El jubileo sacerdotal: tiempo de alegría y de
acción de gracias
8. "Considerad, hermanos, vuestra
vocación" (1Co 1, 26). La exhortación de Pablo a los cristianos de Corinto
tiene un significado particular para nosotros sacerdotes. Debemos "considerar"
a menudo nuestra vocación, descubriendo su sentido y grandeza, que siempre nos
superan. Ocasión privilegiada para esto es el Jueves Santo, día en que se
conmemora la institución de la Eucaristía y del sacramento del Orden. Ocasión propicia
son también los aniversarios de la Ordenación sacerdotal y, especialmente, los
jubileos sacerdotales.
Queridos hermanos sacerdotes: al compartir
con vosotros estas reflexiones, pienso en el 50 aniversario de mi Ordenación
sacerdotal que cae este año. Pienso en mis compañeros de seminario que, como
yo, llevan tras de sí un camino hacia el sacerdocio marcado por el dramático
período de la segunda guerra mundial. Entonces los seminarios estaban cerrados
y los clérigos vivían en la diáspora. Algunos de ellos perdieron la vida en los
conflictos bélicos. El sacerdocio alcanzado en aquellas condiciones tuvo para
nosotros un valor particular. Está vivo en mi memoria aquel gran momento en
que, hace cincuenta años, la asamblea eclesial invocaba: "Veni Creator
Spiritus" sobre nosotros jóvenes Diáconos, postrados en tierra en el
centro del templo, antes de recibir la Ordenación sacerdotal por la imposición
de manos del Obispo. Damos gracias al Espíritu Santo por aquella efusión de
gracia que marcó nuestra vida. Y seguimos implorando: "Imple superna
gratia, quae tu creasti pectora".
Deseo, queridos hermanos en el sacerdocio,
invitaros a participar en mi Te Deum de acción de gracias por el don de la
vocación. Los jubileos, como sabéis, son momentos importantes en la vida de un
sacerdote, es decir, como unas piedras miliares en el camino de nuestra
vocación. Según la tradición bíblica, el jubileo es tiempo de alegría y de
acción de gracias. El agricultor da gracias al Creador por la cosecha;
nosotros, con ocasión de nuestros jubileos, queremos agradecer al Pastor eterno
los frutos de nuestra vida sacerdotal, el servicio dado a la Iglesia y a la
humanidad en los distintos lugares del mundo y en las condiciones más diversas
y en las múltiples situaciones de trabajo en que la Providencia nos ha puesto y
guiado. Sabemos que "somos siervos inútiles" (Lc 17, 10), sin embargo
estamos agradecidos al Señor porque ha querido hacer de nosotros sus ministros.

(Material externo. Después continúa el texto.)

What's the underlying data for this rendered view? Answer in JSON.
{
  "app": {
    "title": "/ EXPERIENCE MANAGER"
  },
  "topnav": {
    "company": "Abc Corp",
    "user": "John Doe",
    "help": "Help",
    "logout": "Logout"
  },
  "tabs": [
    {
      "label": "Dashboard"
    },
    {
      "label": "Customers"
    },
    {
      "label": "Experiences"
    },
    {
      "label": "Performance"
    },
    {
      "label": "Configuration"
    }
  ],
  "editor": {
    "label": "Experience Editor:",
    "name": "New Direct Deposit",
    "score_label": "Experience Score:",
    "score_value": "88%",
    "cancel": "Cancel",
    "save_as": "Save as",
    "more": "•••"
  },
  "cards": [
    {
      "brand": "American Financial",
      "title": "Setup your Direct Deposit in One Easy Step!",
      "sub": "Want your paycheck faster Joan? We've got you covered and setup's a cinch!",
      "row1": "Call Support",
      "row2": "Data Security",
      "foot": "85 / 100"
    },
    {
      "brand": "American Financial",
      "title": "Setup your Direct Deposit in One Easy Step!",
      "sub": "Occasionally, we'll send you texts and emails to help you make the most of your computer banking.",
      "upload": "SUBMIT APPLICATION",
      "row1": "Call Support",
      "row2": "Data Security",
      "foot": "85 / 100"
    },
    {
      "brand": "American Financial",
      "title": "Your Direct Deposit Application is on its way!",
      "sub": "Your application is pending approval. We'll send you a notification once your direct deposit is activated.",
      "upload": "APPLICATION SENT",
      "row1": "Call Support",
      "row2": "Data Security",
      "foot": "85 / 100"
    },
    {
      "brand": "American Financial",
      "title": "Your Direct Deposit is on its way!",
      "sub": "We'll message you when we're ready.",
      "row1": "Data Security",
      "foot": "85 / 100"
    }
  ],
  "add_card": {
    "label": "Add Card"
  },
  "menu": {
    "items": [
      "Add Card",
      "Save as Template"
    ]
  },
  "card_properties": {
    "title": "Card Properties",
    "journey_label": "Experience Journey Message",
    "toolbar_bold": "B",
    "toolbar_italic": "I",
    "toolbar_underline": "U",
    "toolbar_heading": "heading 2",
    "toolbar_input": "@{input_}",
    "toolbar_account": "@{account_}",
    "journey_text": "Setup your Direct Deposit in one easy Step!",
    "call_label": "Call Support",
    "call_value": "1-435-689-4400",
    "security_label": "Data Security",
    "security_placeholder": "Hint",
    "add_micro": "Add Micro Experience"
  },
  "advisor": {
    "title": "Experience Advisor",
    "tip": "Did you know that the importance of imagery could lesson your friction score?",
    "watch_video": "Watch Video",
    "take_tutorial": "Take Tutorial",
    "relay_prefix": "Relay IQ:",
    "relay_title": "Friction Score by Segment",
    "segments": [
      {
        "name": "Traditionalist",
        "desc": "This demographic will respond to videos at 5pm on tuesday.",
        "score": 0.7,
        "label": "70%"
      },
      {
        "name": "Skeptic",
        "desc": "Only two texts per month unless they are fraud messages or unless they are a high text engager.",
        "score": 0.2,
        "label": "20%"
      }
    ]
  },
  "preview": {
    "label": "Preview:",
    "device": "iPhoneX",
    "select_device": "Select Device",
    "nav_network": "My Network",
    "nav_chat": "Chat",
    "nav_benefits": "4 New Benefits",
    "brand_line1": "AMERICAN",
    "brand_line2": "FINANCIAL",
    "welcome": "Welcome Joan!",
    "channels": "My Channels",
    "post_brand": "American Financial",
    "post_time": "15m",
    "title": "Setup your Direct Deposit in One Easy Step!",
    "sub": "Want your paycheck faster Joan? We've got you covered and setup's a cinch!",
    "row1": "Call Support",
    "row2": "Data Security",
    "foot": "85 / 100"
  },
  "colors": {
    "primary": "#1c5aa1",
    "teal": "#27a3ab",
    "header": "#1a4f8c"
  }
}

Estamos agradecidos también a los hombres:
ante todo a quienes nos han ayudado a llegar al sacerdocio y a quienes la
divina Providencia ha puesto en el camino de nuestra vocación. Damos las
gracias a todos, empezando por nuestros padres, que han sido para nosotros un
multiforme don de Dios. ¡Cuántas y qué diversas riquezas deenseñanzas y buenos
ejemplos nos han transmitido!
Al dar gracias, pedimos también perdón a Dios
y a los hermanos por las negligencias y las faltas, fruto de la debilidad
humana. El jubileo, según la Sagrada Escritura, no podía ser sólo una acción de
gracias por la cosecha; conllevaba también la remisión de las deudas.
Imploremos, pues, a Dios misericordioso que nos perdone las deudas contraídas a
lo largo de la vida y en el ejercicio del ministerio sacerdotal.
"Considerad, hermanos, vuestra
vocación", nos exhorta el Apóstol. Alentados por su palabra, nosotros
"consideramos" el camino recorrido hasta ahora, durante el cual
nuestra vocación se ha confirmado, profundizado y consolidado.
"Consideramos" para tomar clara conciencia de la acción amorosa de
Dios en nuestra vida. Al mismo tiempo, no podemos olvidar a nuestros hermanos
en el sacerdocio que no han perseverado en el camino emprendido. Los confiamos
al amor del Padre, a la vez que los tenemos presentes en nuestra oración.
El "considerar" se transforma así,
casi sin darnos cuenta, en oración. Es en esta perspectiva que deseo invitaros,
queridos hermanos sacerdotes, a uniros a mi acción de gracias por el don de la
vocación y del sacerdocio.
Gracias, Señor, por el don del sacerdocio 9.
"Te Deum laudamus, Te Dominum confitemur..." Nosotros te alabamos y
te damos gracias, Señor: toda la tierra te adora. Nosotros, tus ministros, con
las voces de los Profetas y con el coro de los Apóstoles, te proclamamos Padre
y Señor de la vida, de cada vida que sólo de ti procede. Te reconocemos,
Trinidad Santísima, regazo e inicio de nuestra vocación: Tú, Padre, desde la
eternidad nos has pensado, querido y amado; Tú, Hijo, nos has elegido y llamado
a participar de tu único y eterno sacerdocio; Tú, Espíritu Santo, nos has
colmado con tus dones y nos has consagrado con tu santa unción. Tú, Señor del
tiempo y de la historia, nos has puesto en el umbral del tercer milenio
cristiano, para ser testigos de la salvación, realizada por ti en favor de toda
la humanidad. Nosotros, Iglesia que proclama tu gloria, te imploramos: que
nunca falten sacerdotes santos al servicio del Evangelio; que resuene en cada
Catedral y en cada rincón del mundo el himno "Veni Creator Spiritus".
¡Ven, Espíritu Creador! Ven a suscitar nuevas generaciones de jóvenes, dispuestos
a trabajar en la viña del Señor, para difundir el Reino de Dios hasta los
confines de la tierra. Y tú, María, Madre de Cristo, que nos has acogido junto
a la Cruz como hijos predilectos con el Apóstol Juan, sigue velando sobre
nuestra vocación. Te confiamos los años de ministerio que la Providencia nos
conceda vivir aún. Permanece a nuestro lado para guiarnos por los caminos del
mundo, al encuentro de los hombres y mujeres que tu Hijo ha redimido con su
Sangre. Ayúdanos a cumplir hasta el final la voluntad de Jesús, nacido de ti
para la salvación del hombre. Cristo, ¡Tú eres nuestra esperanza! "In Te,
Domine, speravi, non confundar in aeternum".
Vaticano, 17 de marzo, IV domingo de
Cuaresma, del año 1996, decimoctavo de mi Pontificado.